Americans have long been fans of remote food ordering and pickup options, with the most recent data revealing that they spend an average of $1,200 annually on drive-thru purchases.
These and other ordering innovations have taken on new significance for quick-service-restaurants (QSRs) over the past year, however, with drive-thru and mobile ordering channels becoming must-haves as dining rooms closed or had their capacity limits trimmed.
Some restaurants were ahead of the trend in catering to consumers’ increased demands for drive-thru experiences, including Portillo’s. Dick Portillo originally launched the QSR in 1963 as The Dog House, a small hot dog stand in suburban Chicago. He changed its name to Portillo’s several years later, added more locations and made drive-thru the chain’s centerpiece. The restaurant serves Chicago-style hot dogs and Italian beef sandwiches at 65 locations across eight states.
John Isbell, Portillo’s vice president of Learning and Development, said the QSR’s locations have had multiple drive-thru lanes since the late 1960s. The feature has given it a leg up on other chains that only recently added drive-thru or expanded the number of lanes they offer.
“We were lucky enough to already have … really robust multilane drive-thrus,” Isbell told PYMNTS. “We’ve always had lines going through our drive-thru at all times, and we’ve always had multiple lanes where our parking lots will allow.

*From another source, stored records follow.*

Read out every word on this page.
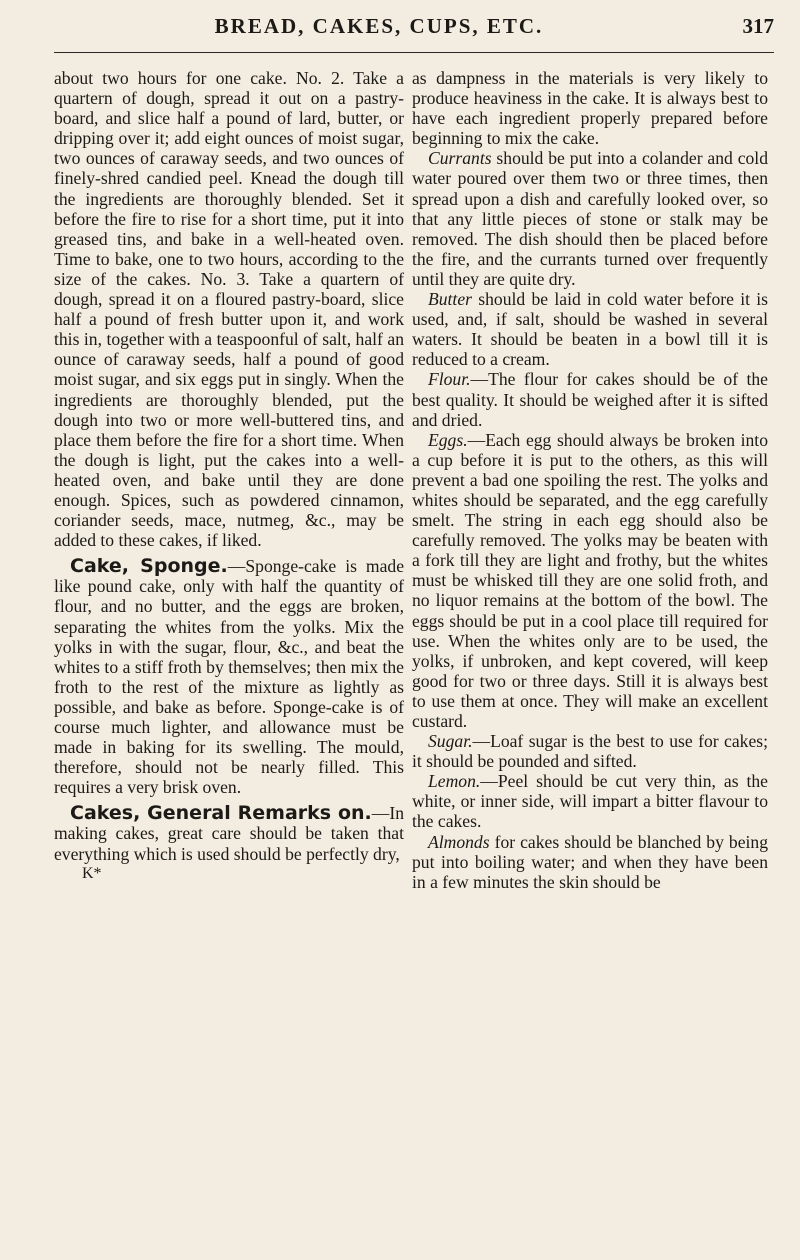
BREAD, CAKES, CUPS, ETC.	317

about two hours for one cake. No. 2. Take a quartern of dough, spread it out on a pastry-board, and slice half a pound of lard, butter, or dripping over it; add eight ounces of moist sugar, two ounces of caraway seeds, and two ounces of finely-shred candied peel. Knead the dough till the ingredients are thoroughly blended. Set it before the fire to rise for a short time, put it into greased tins, and bake in a well-heated oven. Time to bake, one to two hours, according to the size of the cakes. No. 3. Take a quartern of dough, spread it on a floured pastry-board, slice half a pound of fresh butter upon it, and work this in, together with a teaspoonful of salt, half an ounce of caraway seeds, half a pound of good moist sugar, and six eggs put in singly. When the ingredients are thoroughly blended, put the dough into two or more well-buttered tins, and place them before the fire for a short time. When the dough is light, put the cakes into a well-heated oven, and bake until they are done enough. Spices, such as powdered cinnamon, coriander seeds, mace, nutmeg, &c., may be added to these cakes, if liked.

Cake, Sponge.—Sponge-cake is made like pound cake, only with half the quantity of flour, and no butter, and the eggs are broken, separating the whites from the yolks. Mix the yolks in with the sugar, flour, &c., and beat the whites to a stiff froth by themselves; then mix the froth to the rest of the mixture as lightly as possible, and bake as before. Sponge-cake is of course much lighter, and allowance must be made in baking for its swelling. The mould, therefore, should not be nearly filled. This requires a very brisk oven.

Cakes, General Remarks on.—In making cakes, great care should be taken that everything which is used should be perfectly dry,

K*

as dampness in the materials is very likely to produce heaviness in the cake. It is always best to have each ingredient properly prepared before beginning to mix the cake.

Currants should be put into a colander and cold water poured over them two or three times, then spread upon a dish and carefully looked over, so that any little pieces of stone or stalk may be removed. The dish should then be placed before the fire, and the currants turned over frequently until they are quite dry.

Butter should be laid in cold water before it is used, and, if salt, should be washed in several waters. It should be beaten in a bowl till it is reduced to a cream.

Flour.—The flour for cakes should be of the best quality. It should be weighed after it is sifted and dried.

Eggs.—Each egg should always be broken into a cup before it is put to the others, as this will prevent a bad one spoiling the rest. The yolks and whites should be separated, and the egg carefully smelt. The string in each egg should also be carefully removed. The yolks may be beaten with a fork till they are light and frothy, but the whites must be whisked till they are one solid froth, and no liquor remains at the bottom of the bowl. The eggs should be put in a cool place till required for use. When the whites only are to be used, the yolks, if unbroken, and kept covered, will keep good for two or three days. Still it is always best to use them at once. They will make an excellent custard.

Sugar.—Loaf sugar is the best to use for cakes; it should be pounded and sifted.

Lemon.—Peel should be cut very thin, as the white, or inner side, will impart a bitter flavour to the cakes.

Almonds for cakes should be blanched by being put into boiling water; and when they have been in a few minutes the skin should be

Our new locations will have three lanes.”
Portillo’s has always featured order takers and food runners who bring food to customers in their vehicles, Isbell said, and it has worked with third-party delivery services in recent years. The chain still had to make one major change last spring that required an immediate pivot, however.
“We didn’t have curbside pickup when the pandemic started,” he explained. “My boss came and said, ‘I need curbside, and I really would like to start tomorrow.’ We turned around a model in 24 hours that allowed a curbside system. We didn’t get much sleep that night.”
Isbell said that drive-thru sales have been especially healthy since last April, and they have played a crucial role in helping Portillo’s and QSRs like it weather the turmoil of the last year. They cannot make up for losses in the chain’s dining rooms due to health restrictions and other safety-related measures despite this, he noted.
“If you actually look at the numbers in the Chicago area, we were No. 1 in sales for a QSR through the entire pandemic,” Isbell said. “Obviously, drive-thru made up for a lot of the losses, but you’re not going to make up for all of the losses.”
Obtaining and analyzing detailed data can be key to helping QSRs make sure their drive-thru operations are up to snuff. Isbell said that Portillo’s is constantly mining data from its mobile point-of-sale (POS) system, which it can use to determine whether restaurants are making any traffic flow-related mistakes at the drive-thru and whether any of the lanes need to be reconfigured.
“We can look at how fast are things being made, how quickly customers are getting through the drive-thru and anything we are not doing right so we can correct them,” he said. “That data makes sure we’re delivering the best possible experience for customers.”
Upgrading The Mobile Experience
QSRs nationwide are also investing in their mobile ordering options to meet customers’ new needs, and these innovations can be harnessed to enhance the drive-thru experience. Portillo’s, for example, has added geofencing, which allows customers who order from their phones to determine where restaurants are, which location is closest, and which can deliver or prepare an order the fastest.
Customers who order using Portillo’s mobile app can even avoid drive-thru lanes, which the chain typically reserves for diners who have not ordered ahead. Those who do enter drive-thru lanes can expect to spend six to eight minutes waiting while their orders are made from scratch.
“Since we’ve added curbside, there’s really no reason to go through the drive-thru unless you want to because our lines are very long,” Isbell said. “Order from our app and [employees can] bring the food right out to you, or have it delivered.”
Isbell said that all Portillo’s locations, with the exception of those in Michigan, are now open for dine-in service and operating at 50 percent or greater capacity. But industry experts say that QSRs should continue to focus their efforts on drive-thru ordering, order-ahead service and delivery. Innovations that can ease or enhance these processes will be key to helping restaurants keep customers satisfied in the years ahead, even as their physical operations slowly get back up to speed.